Sanitation models in Trichy, Tamil Nadu

Lack of sanitation affects women's health and living in the slums of Trichy
1 Sep 2010
0 mins read

A few weeks back I had the opportunity to visit a couple of partners in Tamil Nadu. These two partners are facing a difficult task—sanitation and hygiene implementation through community participation. One project is in the urban slums of Trichy while the other one is a rural project a few hours outside of Trichy. These communities have open defecation rates of 90%. The problem mostly lies on the women. Women feel embarrassed and ashamed to go out in the open, so as a result they only go in the early mornings or late at night—basically during pitch black. Menstrual Health is a topic that is only now being addressed with organizations developing their own branch of sanitary napkin production, sold cheaply to women in rural areas. In addition to the burden on women, open defecation pollutes water sources, thereby leading to diarrhea, one of the biggest killers of children in the developing world.

Whether rural or urban (and urban more so), this is tough work.
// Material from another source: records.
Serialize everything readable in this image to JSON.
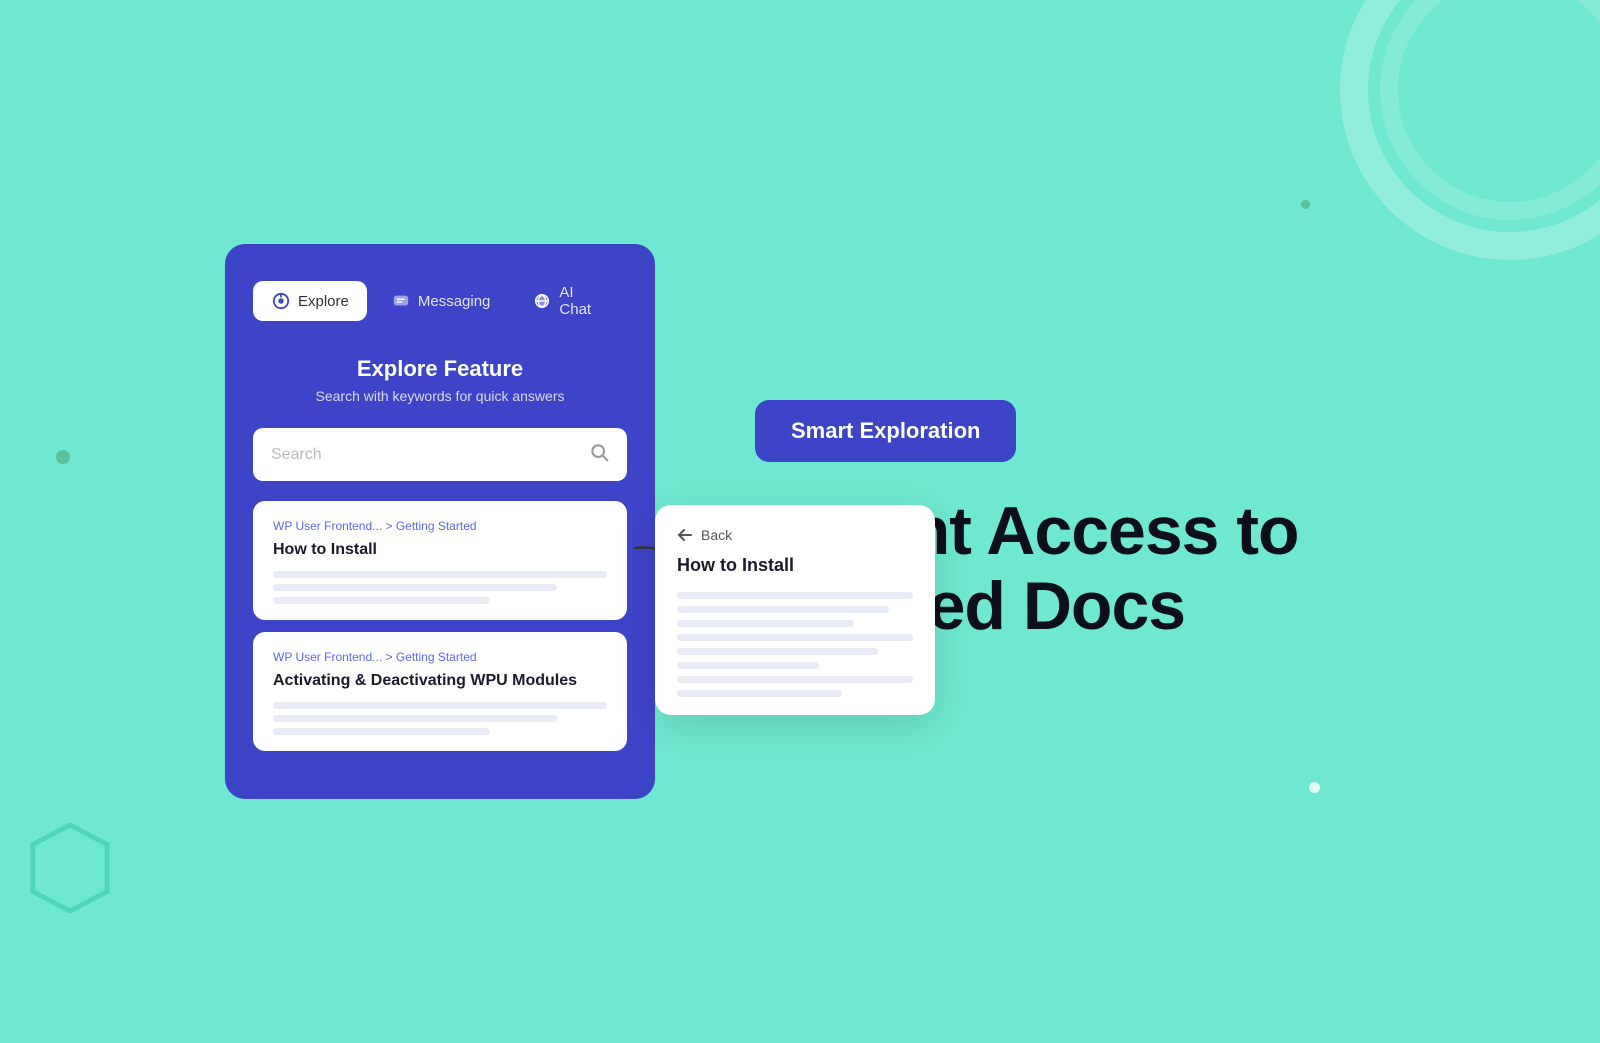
{
  "background": {
    "color": "#6ee8d0"
  },
  "tabs": [
    {
      "id": "explore",
      "label": "Explore",
      "active": true
    },
    {
      "id": "messaging",
      "label": "Messaging",
      "active": false
    },
    {
      "id": "ai-chat",
      "label": "AI Chat",
      "active": false
    }
  ],
  "explore": {
    "title": "Explore Feature",
    "subtitle": "Search with keywords for quick answers",
    "search_placeholder": "Search"
  },
  "doc_cards": [
    {
      "breadcrumb": "WP User Frontend... > Getting Started",
      "title": "How to Install",
      "lines": [
        "full",
        "medium",
        "short"
      ]
    },
    {
      "breadcrumb": "WP User Frontend... > Getting Started",
      "title": "Activating & Deactivating WPU Modules",
      "lines": [
        "full",
        "medium",
        "short"
      ]
    }
  ],
  "detail_card": {
    "back_label": "Back",
    "title": "How to Install",
    "lines": [
      "full",
      "full",
      "medium",
      "full",
      "medium",
      "short",
      "full",
      "medium"
    ]
  },
  "right": {
    "badge": "Smart Exploration",
    "headline_line1": "Instant Access to",
    "headline_line2": "Curated Docs"
  }
}
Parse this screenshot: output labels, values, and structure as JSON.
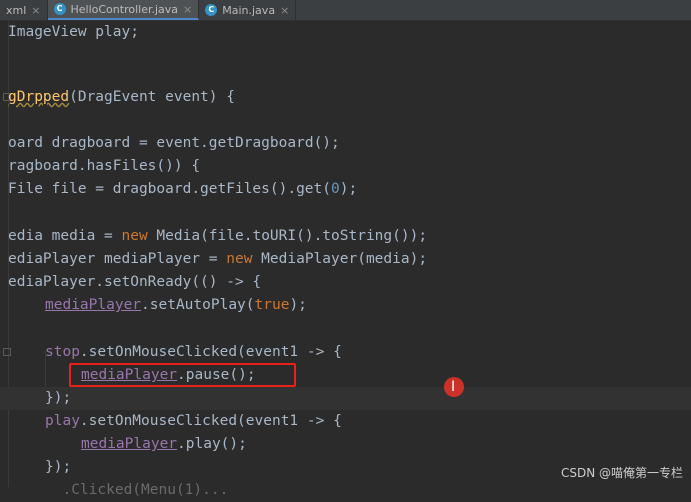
{
  "tabs": [
    {
      "label": "xml",
      "icon": "xml-file-icon",
      "active": false
    },
    {
      "label": "HelloController.java",
      "icon": "java-class-icon",
      "active": true
    },
    {
      "label": "Main.java",
      "icon": "java-class-icon",
      "active": false
    }
  ],
  "code": {
    "l1": "ImageView play;",
    "l2_name": "gDrpped",
    "l2_rest": "(DragEvent event) {",
    "l3_a": "oard dragboard = event.",
    "l3_fn": "getDragboard",
    "l3_b": "();",
    "l4": "ragboard.hasFiles()) {",
    "l5_a": "File file = dragboard.getFiles().get(",
    "l5_num": "0",
    "l5_b": ");",
    "l6_a": "edia media = ",
    "l6_kw": "new",
    "l6_b": " Media(file.toURI().toString());",
    "l7_a": "ediaPlayer mediaPlayer = ",
    "l7_kw": "new",
    "l7_b": " MediaPlayer(media);",
    "l8": "ediaPlayer.setOnReady(() -> {",
    "l9_fld": "mediaPlayer",
    "l9_a": ".setAutoPlay(",
    "l9_kw": "true",
    "l9_b": ");",
    "l10_fld": "stop",
    "l10_a": ".setOnMouseClicked(event1 -> {",
    "l11_fld": "mediaPlayer",
    "l11_a": ".pause();",
    "l12": "});",
    "l13_fld": "play",
    "l13_a": ".setOnMouseClicked(event1 -> {",
    "l14_fld": "mediaPlayer",
    "l14_a": ".play();",
    "l15": "});",
    "l16": "  .Clicked(Menu(1)..."
  },
  "watermark": "CSDN @喵俺第一专栏",
  "colors": {
    "background": "#2b2b2b",
    "keyword": "#cc7832",
    "field": "#9876aa",
    "method_decl": "#ffc66d",
    "highlight_box": "#e8221a"
  }
}
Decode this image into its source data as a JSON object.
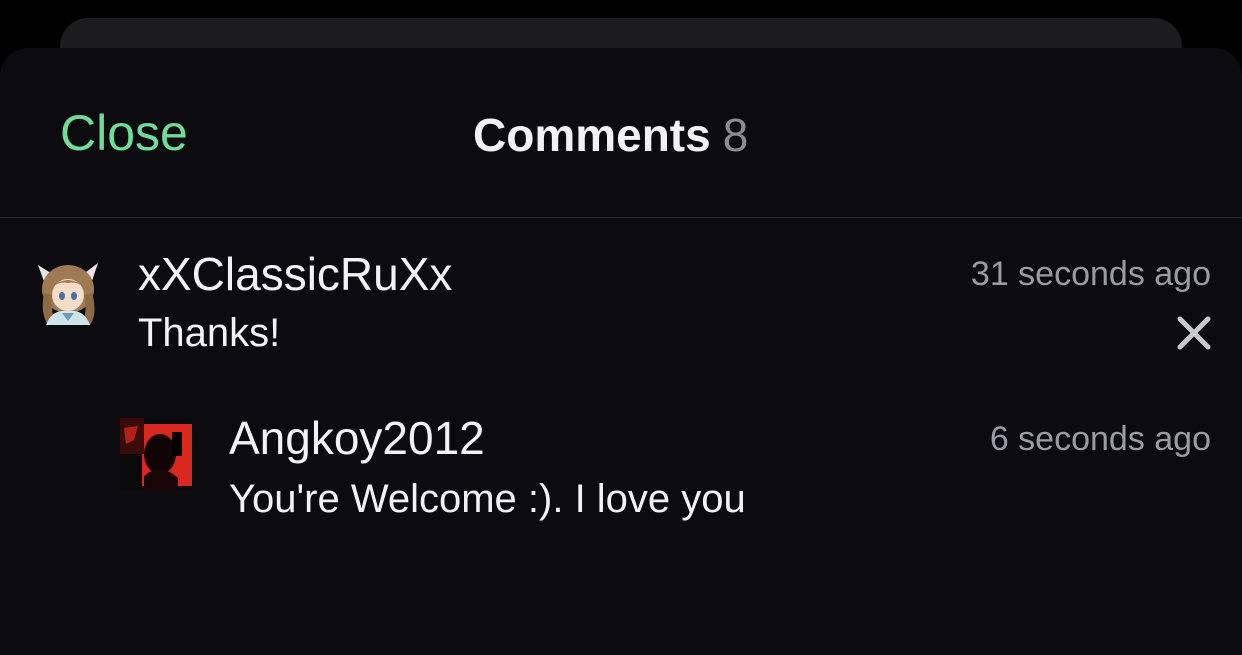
{
  "header": {
    "close_label": "Close",
    "title": "Comments",
    "count": "8"
  },
  "comments": [
    {
      "username": "xXClassicRuXx",
      "text": "Thanks!",
      "time": "31 seconds ago",
      "avatar": "anime-girl-avatar",
      "delete_icon": "close-icon"
    },
    {
      "username": "Angkoy2012",
      "text": "You're Welcome :). I love you",
      "time": "6 seconds ago",
      "avatar": "red-dark-avatar"
    }
  ],
  "colors": {
    "accent": "#6fdc9a",
    "background": "#0b0b10",
    "text": "#f2f2f4",
    "muted": "#9b9ba3"
  }
}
They’ve both used different approaches to address this public health issue, which I think may be something to follow down the line as their programs reach full capacity.

In the urban context, we visited a partner that has already spent some time in the slums, about 5 years, and they are just now making progress. What they’ve done is to leverage the strength of the women. With one hierarchical structure developing and one already in place, the NGO has organized the women of the slums to be animators and motivators. The lowest layer is Self-Help Groups of 10 to 20 women, who then get organized into Sanitation Education groups, and finally those groups get federated into Committees. The committees, in turn, work directly with the corporation (state govt) to voice their issues on sanitation and water within the community. And mind you, this structure spans over 200 slums. First of all, to even get to this structure is a LOT of work. The NGO had to first build demand, and they will constantly have to build demand. Not just for toilets and sanitation, but for the concept of these committees and why it is so vital for the community to participate in their own public health sustenance. Key words here are ‘community participation’.

In the rural program, the partner is literally working from scratch. Their first task was to build trust with all the communities of each village they wanted to help. Check. Time taken: 1.5 years. Now, they’ve created after school programs (‘joyful learning centers’) for children ages 8 and up, where they educate kids about sanitation and hygiene through fun games and activities. They also teach meditation and yoga. Here, the teachers of each village are the NGO’s ‘in’ to the residents. The teachers hold these after school programs in outdoor spaces, and with support from them along with the demand from the women for toilets and safety, the NGO has committed to building toilets for the community paid for by the community.

Now an interesting thing i’ve mentioned is “paid for by the community”.  In the urban setting, the toilets are Community Manage Toilets (CMTs), and in the rural setting, the toilets will be household toilets. Either way, if the community does not feel responsible or feel like a vested owner in the toilet, they are less likely to engage in maintenance and use.  The CMTs are pay and use—1 Rs. for toilet use, and 2 Rs. for bathroom use. Accounts and ledgers are meticulously kept. Everyone who goes in and out has their name written down.  For the household toilets, the ‘beneficiary’ will contribute some, as they will not be able to leverage the Total Sanitation Campaign (TSC) funds, and the rest of the cost will be tendered through loans.

So which method is easier? More successful? Feasible? We don’t know. It takes time, patience on the part of the grassroots NGO, and enthusiasm from the beneficiaries. Both NGOs are also thinking of creating self-sustaining entities of the communities they are working with. After all, the ultimate victory would be to better the public health of the community such that the next generation carries on good practices while the intervening NGO has slipped out. As we develop better models, we have to create an intervention model that works inside-out (from the users to us). From our experience, we are not convinced that the programs would sustain without the NGOs.

But what I realized very quickly is that the beneficiaries, whether children or adults, are excited to tell their story. They ask you to stay for a meal, they tell you to come back, they want to share with you what they’ve learned, and how they’ve done it. And while they are sharing their experiences, you see what they struggle with very visibly—no proper drainage system, no superstructure for existing toilets, husbands drinking and gambling, child brides. Of course this does not exist in every scenario, but it does exist. So the NGO, whether the intervening one or the funding one, has to decipher for itself in what way it wants to be involved—there are just so many interconnected issues, how do you solve one without looking at the other?